Cécile est une jeune francaise, volontaire pour 9 mois dans une association franco-belge, La Casa de Ogars. Elle est rémunérée par l'Etat francais dans le cadre d'une mission "service civique".

La Casa de Ogars est une ONG foyer d'accueil pour 30 orphelins dont 14 enfants handicapés, seul foyer de ce genre á Ayacucho. Je croise aussi mon activité dans ce foyer avec un foyer d'acceuil de jour pour enfants des rues.

5% des enfants de la ville sont dans la rue. Ils sont envoyés en ville par leur famille qui rompt ensuite tout contact, ils sont donc livrés totalement á eux-memes. Ici, au centre ville, on ne les voit pas donc ils n'existent pas. Ils vivent dans les rues des quartiers périphériques, les nuits sont trés froides, c'est dur, ils sniffent la colle... Les plus jeunes ont 9 ans. Beaucoup ont subi des traumatismes, mauvais traitements, manques de soins, malnutrition, sévices sexuels. A partir de 14 ans les filles sont en grand risque de violences sexuelles. 

Les handicapés au Pérou sont sans ressource, sans soutien. 95 % des péres auittent le foyer familial si la mére met au monde un enfant avec un handicap corporel ou mental.

L'avortement pour viol est difficile á obtenir. Il y a blocage de la police ou du judiciaire, quand l'un poursuit l'autre s'oppose ou ne suit pas.  
    
Une action exemplaire.
Le mouvement vient des enfants qui sont informés de leurs droits par l'UNESCO. Un parlementaire congressiste, informé lui aussi par l'UNESCO, est venu visiter notre orphelinat.

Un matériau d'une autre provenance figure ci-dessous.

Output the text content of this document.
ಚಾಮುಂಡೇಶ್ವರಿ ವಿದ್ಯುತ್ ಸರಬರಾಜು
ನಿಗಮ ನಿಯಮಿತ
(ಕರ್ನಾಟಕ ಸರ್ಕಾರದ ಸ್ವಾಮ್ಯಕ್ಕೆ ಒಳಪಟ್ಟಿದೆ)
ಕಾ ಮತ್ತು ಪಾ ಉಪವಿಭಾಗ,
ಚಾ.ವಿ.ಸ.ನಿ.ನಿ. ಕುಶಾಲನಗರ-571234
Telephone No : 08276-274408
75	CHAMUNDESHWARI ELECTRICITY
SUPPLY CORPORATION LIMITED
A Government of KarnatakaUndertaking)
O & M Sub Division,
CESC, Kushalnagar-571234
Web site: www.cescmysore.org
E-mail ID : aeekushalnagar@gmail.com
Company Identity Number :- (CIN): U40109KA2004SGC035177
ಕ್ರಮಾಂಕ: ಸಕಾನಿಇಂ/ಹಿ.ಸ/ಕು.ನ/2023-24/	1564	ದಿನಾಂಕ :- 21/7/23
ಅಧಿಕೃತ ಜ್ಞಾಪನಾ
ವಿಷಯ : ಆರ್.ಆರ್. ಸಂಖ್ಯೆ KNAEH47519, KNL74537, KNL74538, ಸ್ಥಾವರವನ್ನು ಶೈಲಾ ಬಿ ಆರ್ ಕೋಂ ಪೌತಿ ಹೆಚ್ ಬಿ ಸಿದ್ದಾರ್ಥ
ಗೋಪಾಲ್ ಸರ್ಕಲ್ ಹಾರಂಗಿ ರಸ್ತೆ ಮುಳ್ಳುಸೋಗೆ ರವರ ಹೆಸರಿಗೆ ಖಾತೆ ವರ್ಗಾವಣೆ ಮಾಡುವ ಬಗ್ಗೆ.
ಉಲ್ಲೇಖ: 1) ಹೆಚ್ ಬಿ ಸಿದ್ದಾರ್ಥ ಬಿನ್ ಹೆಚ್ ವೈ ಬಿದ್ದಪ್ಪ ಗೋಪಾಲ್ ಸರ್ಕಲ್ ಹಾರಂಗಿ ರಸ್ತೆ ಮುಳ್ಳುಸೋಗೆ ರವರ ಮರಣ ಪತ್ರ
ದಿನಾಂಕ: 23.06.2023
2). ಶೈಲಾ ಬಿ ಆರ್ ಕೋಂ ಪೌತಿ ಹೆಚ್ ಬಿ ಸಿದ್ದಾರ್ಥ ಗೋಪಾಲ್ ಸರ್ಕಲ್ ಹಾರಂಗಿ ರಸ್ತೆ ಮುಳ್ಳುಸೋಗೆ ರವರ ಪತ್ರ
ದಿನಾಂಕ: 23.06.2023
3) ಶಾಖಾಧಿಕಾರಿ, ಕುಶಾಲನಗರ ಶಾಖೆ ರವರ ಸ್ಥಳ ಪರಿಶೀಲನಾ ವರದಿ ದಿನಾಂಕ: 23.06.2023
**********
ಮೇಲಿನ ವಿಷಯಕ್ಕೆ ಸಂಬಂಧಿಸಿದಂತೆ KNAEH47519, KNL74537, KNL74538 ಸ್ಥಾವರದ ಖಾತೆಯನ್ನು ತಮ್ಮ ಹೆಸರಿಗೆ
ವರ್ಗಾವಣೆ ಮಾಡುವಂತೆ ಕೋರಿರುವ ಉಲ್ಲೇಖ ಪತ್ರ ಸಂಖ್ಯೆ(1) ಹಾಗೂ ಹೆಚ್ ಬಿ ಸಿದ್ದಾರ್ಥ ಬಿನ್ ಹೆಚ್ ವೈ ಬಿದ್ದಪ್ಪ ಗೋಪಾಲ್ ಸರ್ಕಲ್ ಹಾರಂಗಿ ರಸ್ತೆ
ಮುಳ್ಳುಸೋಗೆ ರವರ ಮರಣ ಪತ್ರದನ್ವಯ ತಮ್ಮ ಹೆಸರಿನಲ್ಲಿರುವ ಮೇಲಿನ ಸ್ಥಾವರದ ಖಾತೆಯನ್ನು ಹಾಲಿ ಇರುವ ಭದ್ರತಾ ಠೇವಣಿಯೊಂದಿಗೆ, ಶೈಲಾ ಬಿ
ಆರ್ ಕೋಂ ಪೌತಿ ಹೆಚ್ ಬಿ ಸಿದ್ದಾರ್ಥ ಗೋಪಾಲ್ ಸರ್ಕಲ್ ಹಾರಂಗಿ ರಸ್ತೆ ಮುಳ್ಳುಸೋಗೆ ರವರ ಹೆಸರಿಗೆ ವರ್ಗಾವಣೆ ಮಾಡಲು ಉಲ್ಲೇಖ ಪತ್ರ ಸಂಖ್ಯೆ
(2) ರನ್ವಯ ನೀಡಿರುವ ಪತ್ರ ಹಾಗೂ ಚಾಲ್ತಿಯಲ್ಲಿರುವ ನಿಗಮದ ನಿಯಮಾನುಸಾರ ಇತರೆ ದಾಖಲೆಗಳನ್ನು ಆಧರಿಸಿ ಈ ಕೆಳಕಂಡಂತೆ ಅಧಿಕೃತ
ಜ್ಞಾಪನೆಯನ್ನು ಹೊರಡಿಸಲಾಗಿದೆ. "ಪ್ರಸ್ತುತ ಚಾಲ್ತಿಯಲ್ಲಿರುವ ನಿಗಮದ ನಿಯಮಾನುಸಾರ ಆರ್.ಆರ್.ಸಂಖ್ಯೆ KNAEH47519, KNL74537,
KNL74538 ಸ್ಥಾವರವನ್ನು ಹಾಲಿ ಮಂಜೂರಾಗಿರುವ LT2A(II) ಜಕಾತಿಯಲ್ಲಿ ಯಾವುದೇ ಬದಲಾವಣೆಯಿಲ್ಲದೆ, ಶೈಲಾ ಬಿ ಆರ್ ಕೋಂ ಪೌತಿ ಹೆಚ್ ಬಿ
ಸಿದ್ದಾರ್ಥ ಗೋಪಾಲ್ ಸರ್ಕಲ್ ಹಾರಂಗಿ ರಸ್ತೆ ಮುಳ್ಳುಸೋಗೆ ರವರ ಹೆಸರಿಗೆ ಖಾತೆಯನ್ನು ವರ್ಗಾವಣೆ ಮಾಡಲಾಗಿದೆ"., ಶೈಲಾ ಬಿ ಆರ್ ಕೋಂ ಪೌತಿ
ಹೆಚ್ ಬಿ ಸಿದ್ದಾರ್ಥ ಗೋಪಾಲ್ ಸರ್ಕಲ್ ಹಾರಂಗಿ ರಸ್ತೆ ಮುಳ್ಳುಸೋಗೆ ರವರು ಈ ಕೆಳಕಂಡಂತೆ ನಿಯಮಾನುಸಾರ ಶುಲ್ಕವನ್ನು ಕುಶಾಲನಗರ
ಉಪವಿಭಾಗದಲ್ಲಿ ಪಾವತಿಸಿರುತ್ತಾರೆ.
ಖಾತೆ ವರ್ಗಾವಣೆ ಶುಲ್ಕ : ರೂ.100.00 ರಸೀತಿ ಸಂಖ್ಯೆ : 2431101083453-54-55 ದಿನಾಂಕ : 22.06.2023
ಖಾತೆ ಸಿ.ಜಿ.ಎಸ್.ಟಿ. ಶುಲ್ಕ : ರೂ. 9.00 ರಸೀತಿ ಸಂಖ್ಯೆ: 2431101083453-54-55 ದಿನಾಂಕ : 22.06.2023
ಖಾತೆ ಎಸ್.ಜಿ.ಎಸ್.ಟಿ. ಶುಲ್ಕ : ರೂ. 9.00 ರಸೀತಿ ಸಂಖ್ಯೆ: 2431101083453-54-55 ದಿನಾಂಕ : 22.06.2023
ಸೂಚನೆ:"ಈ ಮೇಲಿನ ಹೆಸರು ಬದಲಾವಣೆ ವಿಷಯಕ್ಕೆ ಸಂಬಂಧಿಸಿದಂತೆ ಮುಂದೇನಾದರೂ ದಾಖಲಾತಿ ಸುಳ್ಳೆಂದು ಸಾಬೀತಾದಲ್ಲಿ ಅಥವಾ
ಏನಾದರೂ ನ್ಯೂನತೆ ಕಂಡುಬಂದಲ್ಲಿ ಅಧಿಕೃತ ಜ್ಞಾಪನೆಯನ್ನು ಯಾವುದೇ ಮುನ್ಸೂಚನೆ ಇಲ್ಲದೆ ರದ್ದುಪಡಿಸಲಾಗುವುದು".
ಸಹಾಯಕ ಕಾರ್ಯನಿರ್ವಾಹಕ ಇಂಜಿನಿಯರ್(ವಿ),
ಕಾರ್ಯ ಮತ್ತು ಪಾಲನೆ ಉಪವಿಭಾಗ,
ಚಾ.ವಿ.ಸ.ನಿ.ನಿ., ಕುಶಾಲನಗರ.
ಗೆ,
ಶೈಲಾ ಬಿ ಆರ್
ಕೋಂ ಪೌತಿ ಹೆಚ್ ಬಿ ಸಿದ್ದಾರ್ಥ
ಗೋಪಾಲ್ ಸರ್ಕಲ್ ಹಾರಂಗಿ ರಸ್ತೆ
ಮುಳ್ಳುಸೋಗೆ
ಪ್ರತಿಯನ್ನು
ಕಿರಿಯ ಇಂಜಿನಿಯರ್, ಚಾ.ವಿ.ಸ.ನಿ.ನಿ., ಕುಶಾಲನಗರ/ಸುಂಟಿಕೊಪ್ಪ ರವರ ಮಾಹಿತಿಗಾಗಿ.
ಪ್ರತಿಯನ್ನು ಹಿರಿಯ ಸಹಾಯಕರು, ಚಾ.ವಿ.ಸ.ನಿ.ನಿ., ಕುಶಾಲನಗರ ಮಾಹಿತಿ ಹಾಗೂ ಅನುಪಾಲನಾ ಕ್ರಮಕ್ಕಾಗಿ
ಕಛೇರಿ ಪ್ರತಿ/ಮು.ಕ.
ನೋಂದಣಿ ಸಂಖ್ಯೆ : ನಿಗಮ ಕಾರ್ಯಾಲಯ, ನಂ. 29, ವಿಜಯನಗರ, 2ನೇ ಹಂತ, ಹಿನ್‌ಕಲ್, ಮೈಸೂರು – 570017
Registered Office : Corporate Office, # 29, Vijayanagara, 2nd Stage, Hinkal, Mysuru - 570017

Les enfants lui ont présenté leurs requetes et lui ont fait signer un engagement á communiquer leur situation et leurs demandes auprés du Congrés national, ce qu'il a fait. Suite á celá, s'est tenue une réunion á laquelle étaient présents ce parlementaire, le président du Congrés et huit enfants délégués pour commencer á mettre en place un programme nationale pour les orphelins, handicapés et enfants des rues.

Vous etes soutenus par la municipalité ?
Elle ne soutient pas, elle autorise que nous fassions information.

Votre principale difficulté ?
Le trop grand turn over des volontaires.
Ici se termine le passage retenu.